旦旦的廿年(タンタンの20年)
タンタンの好物は言うまでもなく新鮮な竹だ。
神戸市北区淡河町産の竹が、タンタンの胃袋をつかんで離さない至極の逸品であることは、タンタンのファンなら誰でも知っている。
では、こちらはどうだろう。王子動物園の中にも、タンタンのための「竹林」がそこかしこに広がっていることを。
ジャイアントパンダは春先に発情期を迎え、食欲が旺盛になる。タンタンが“地産地消”するための園内栽培は、その時期に食べ頃を迎えるネマガリダケとホテイチクが計6カ所ある。秋が旬のシホウチクも1カ所ある。

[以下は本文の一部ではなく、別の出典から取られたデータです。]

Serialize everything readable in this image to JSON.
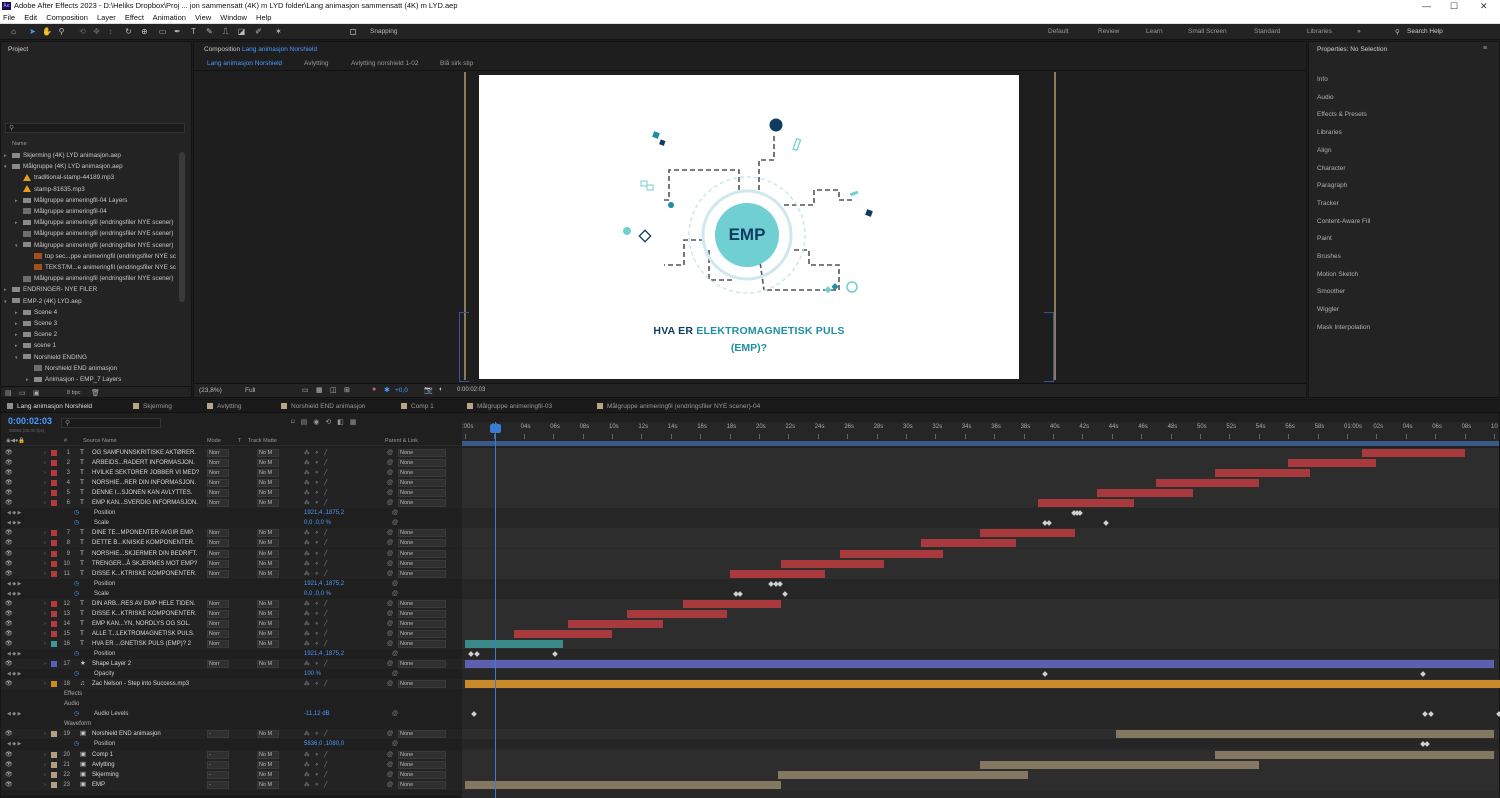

ホテイチクはいつ植えられたか不明だが、ネマガリダケとシホウチクは4、5年ほど前に今の担当飼育員が苗を植えたそう。以来、雑草の処理や間引きなどの手入れを欠かさない。
飼育員の吉田憲一さん(54)は「初めて食べてくれたときはめっちゃうれしかったなぁ」と思い出す。
今年も4月に入り、春の2種がぽこぽこと頭を出し始めた。
特に初物のタケノコには目がないタンタン。右手でつかみ、器用に皮をむいてむしゃむしゃ。
飼育員が「よしよし」と思っていると、急に知らんぷりが始まる。「グルメ」なタンタンが気分や季節で味の好みが変わるのはいつものことだ。
「今日はあかんなと思ったら、次はちょっと細いのにしてみる。それで食べてくれたら気持ちが通じたようでうれしい」と吉田さん。